Internationale Forscher haben neuartige Metall-Organische Netzwerke entwickelt, die eine ähnlich große Ausdehnung bei Temperaturerhöhung aufweisen wie Flüssigkeiten, aber trotzdem Feststoffe sind. Derartige hochgeordnete Festkörper könnten zukünftig in der Wärmespeicherung und -übertragung wertvoll Dienste leisten.

Flüssigkeiten reagieren sensibel auf Wärme oder Kälte. Je nach Art der Temperaturänderung steigt oder fällt der gefärbte Alkoholfaden im Thermometer. Hundertmal weniger empfindlich sind dagegen feste Stoffe, Beton oder Stahl zum Beispiel. Dennoch kommt kein Bauwerk ohne Dehnungsfugen aus. Besonders ungewöhnlich verhält sich Wasser, denn es dehnt sich beim Gefrieren aus. Eis schwimmt, Seen frieren von der Oberfläche her zu, und bei 4 Grad Celsius hat Wasser seine größte Dichte.

Wissenschafter von der Ruhr-Universität Bochum und der Universität Cambridge haben einen Trick angewandt, um die thermische Expansionsfähigkeit von sogenannten Metall-Organischen Netzwerken gezielt zu erhöhen. An den geordneten, organischen Baueinheiten des festen Rahmenwerkes wurden zusätzliche Molekülgruppen angebracht. Diese füllen die nanometer-großen Porenräume des Netzwerks teilweise aus.

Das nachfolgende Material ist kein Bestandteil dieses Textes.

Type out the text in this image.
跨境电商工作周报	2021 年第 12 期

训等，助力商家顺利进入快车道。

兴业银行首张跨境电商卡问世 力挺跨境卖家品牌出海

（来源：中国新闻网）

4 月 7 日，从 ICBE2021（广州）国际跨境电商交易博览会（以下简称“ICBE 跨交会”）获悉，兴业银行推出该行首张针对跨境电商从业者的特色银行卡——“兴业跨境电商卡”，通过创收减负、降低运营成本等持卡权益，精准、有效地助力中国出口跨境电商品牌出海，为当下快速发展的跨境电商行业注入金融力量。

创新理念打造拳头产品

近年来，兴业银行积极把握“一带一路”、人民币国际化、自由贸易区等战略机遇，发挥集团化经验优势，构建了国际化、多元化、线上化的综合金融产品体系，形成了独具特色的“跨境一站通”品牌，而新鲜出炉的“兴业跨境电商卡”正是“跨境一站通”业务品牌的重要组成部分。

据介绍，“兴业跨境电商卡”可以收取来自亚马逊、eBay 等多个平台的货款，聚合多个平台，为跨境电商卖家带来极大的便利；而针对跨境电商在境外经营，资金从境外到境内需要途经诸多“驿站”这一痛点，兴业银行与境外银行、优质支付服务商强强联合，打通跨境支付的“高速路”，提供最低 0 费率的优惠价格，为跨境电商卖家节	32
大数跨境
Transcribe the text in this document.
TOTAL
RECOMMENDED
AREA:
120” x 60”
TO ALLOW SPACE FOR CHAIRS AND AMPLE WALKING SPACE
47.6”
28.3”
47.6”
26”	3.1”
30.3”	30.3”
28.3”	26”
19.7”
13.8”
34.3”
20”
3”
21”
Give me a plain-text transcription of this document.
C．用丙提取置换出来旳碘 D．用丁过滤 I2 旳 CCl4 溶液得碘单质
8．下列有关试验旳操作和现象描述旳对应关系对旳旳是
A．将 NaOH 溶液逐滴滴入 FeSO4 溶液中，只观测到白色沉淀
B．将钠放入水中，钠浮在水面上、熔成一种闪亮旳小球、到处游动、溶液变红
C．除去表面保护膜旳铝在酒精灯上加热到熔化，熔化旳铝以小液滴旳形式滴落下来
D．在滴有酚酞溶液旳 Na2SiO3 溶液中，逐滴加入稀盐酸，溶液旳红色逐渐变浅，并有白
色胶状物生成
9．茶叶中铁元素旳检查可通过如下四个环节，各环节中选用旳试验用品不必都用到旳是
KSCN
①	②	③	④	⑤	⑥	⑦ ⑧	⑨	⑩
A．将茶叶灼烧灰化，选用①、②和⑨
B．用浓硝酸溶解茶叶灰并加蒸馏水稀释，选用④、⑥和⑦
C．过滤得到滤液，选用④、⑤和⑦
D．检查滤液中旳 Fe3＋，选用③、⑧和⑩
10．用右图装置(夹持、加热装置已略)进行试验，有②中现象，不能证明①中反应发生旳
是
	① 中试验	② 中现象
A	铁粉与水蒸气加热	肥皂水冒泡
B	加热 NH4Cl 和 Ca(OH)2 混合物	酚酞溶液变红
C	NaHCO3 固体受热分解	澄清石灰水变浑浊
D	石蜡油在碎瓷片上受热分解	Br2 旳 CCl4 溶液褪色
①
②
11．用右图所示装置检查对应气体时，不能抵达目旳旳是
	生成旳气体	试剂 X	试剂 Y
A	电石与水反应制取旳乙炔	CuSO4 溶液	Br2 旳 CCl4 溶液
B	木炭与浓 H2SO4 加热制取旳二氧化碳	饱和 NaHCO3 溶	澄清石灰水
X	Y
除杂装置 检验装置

Bis zu 20 Prozent mehr Volumen

Die Gruppen verhalten sie sich wie eine ungeordnete Flüssigkeit, aber sie können wegen der Bindung an die Porenwände den Raum nicht verlassen. So überträgt sich ihre Wärmebewegung auf das Netzwerk. Beim Erwärmen bläht sich das feste Material schlagartig um rund 20 Prozent auf. Jedoch bleibt seine kristalline Eigenschaft erhalten. Der Vorgang ist vollständig umkehrbar. Temperaturabhängige Röntgenbeugung und kalorimetrische Messungen ergaben extrem große thermische Expansionskoeffizienten, wie man sie bisher nur von Flüssigkeiten kannte, nicht aber von Feststoffen.

Die Art der Seitengruppen hat großen Einfluss auf den Effekt. So spielen Länge und chemischer Charakter die entscheidende Rolle. Durch die gezielte Synthese von "Festen Lösungen", die verschiedene Seitenketten in zufälliger Verteilung und beliebigen Verhältnissen im Netzwerk vereinen, können thermischen Eigenschaften der Materialien noch genauer kontrolliert werden. Die Erkenntnisse legen Grundlagen für Anwendungen in der Wärmespeicherung und -übertragung sowie der Sensorik.

Vielseitige MOFs

Metall-Organische Netzwerke (kurz MOFs, aus dem Englischen: Metal-Organic Frameworks) sind kristalline Festkörper mit einer dreidimensionalen Netzwerkstruktur. Sie sind aufgebaut aus Metallionen und verknüpfenden organischen Molekülen. Die Materialien zeichnen sich durch unvergleichlich hohe Porenvolumina und innere Oberflächen aus. Sie besitzen großes Potenzial für Anwendungen in der Brennstoffspeicherung, bei der Kohlenstoffdioxid-Abtrennung sowie bei der Katalyse. MOFs können flexibel sein und auf äußere Einflüsse mit strukturellen Änderungen reagieren. Bei Aufnahme von Gastmolekülen (z. B. Lösungsmittel oder Gase) "blähen" die flexiblen MOFs ihre Struktur auf; das erhöht das Speichervermögen. (red, derStandard.at, 22.2.2014)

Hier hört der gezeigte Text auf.